La seconda parte, seppur con ancora molti elementi riconducibili alla prima, nella quale il protagonista viene mandato in questo luogo sperduto, un po' per punizione per le troppe violenze in servizio, prende una svolta melodrammatica, con questo caso nel quale una ragazza è stata fatta fuori ed i membri del paese sono determinati a punire in prima persona il colpevole, col padre della ragazza in prima linea, mostrando fin da subito la differenza di attitudine tra la città ed il posto periferico, la stessa figura dello sceriffo del posto ha questo atteggiamento dai tratti violenti e poco rispettoso della legge, il film sembra catapultare lo spettatore in quello che era il vecchio far west, il tutto però serve per costruire la storia d'amore e redenzione tra il protagonista e la sorella dell'uomo che ha compiuto l'omicidio, una donna cieca ma estremamente sensibile, interpretata dalla stessa Ida Lupino, che diventerà il fattore di cambiamento del protagonista, in un passaggio in cui inizia sgorgare l'empatia, rinunciando ai vecchi istinti violenti, l'affetto diventa elemento di guarigione psicologica, portando ad un finale da vero e proprio melodramma.

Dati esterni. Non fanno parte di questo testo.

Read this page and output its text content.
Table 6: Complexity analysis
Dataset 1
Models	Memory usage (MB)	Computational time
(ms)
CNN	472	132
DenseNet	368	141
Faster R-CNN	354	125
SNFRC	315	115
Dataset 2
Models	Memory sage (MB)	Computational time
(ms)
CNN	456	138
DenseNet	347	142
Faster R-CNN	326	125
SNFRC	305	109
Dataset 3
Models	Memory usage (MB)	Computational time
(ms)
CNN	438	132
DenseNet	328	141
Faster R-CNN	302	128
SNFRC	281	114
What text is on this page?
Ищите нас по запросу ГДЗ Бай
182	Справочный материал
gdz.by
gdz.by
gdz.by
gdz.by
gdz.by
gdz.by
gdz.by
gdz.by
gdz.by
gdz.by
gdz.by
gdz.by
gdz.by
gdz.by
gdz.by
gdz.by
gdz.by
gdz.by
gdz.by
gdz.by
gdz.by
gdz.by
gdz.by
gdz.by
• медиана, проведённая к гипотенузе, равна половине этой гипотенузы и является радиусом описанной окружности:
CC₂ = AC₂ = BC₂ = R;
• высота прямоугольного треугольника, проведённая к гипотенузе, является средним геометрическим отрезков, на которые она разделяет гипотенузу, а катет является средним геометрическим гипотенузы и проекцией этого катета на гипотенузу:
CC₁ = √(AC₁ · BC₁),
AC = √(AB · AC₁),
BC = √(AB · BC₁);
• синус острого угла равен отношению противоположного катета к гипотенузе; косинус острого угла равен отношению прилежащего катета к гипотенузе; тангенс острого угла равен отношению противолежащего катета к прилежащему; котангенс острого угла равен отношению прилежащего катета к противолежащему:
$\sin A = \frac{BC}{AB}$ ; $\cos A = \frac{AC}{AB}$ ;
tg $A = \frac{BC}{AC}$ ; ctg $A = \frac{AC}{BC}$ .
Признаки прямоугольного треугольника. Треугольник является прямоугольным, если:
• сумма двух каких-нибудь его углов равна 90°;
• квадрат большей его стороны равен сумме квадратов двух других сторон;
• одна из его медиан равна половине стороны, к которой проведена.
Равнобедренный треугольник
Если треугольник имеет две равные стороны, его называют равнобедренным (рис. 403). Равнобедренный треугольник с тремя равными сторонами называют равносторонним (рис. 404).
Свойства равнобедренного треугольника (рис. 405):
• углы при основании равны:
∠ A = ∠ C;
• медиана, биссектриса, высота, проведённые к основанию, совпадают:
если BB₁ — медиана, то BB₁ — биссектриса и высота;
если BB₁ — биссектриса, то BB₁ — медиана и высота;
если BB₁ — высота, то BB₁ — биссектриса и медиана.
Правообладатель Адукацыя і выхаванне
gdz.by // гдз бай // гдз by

La componente thriller è comunque ben presente, lo splendido inseguimento tra la neve, con il protagonista e lo sceriffo del posto, uomini con intenzioni diverse, alla ricerca del colpevole, tiene lo spettatore col cuore alla gola per diverso tempo, la gestione dei tempi è ottima, ma ciò che stupisce è la cura della componente visiva, con una fotografia contrastata, molto tipica del noir, che sia Ray che la Lupino hanno dimostrato di saper maneggiare accuratamente, che alterna degli interni cupi alle radiosissime distese di neve, dei piani ristretti a catturare le emozioni ed i dilemmi dei personaggi a dei campi lunghissimi in una natura che sotto la minaccia dell'uomo diventa territorio ostile.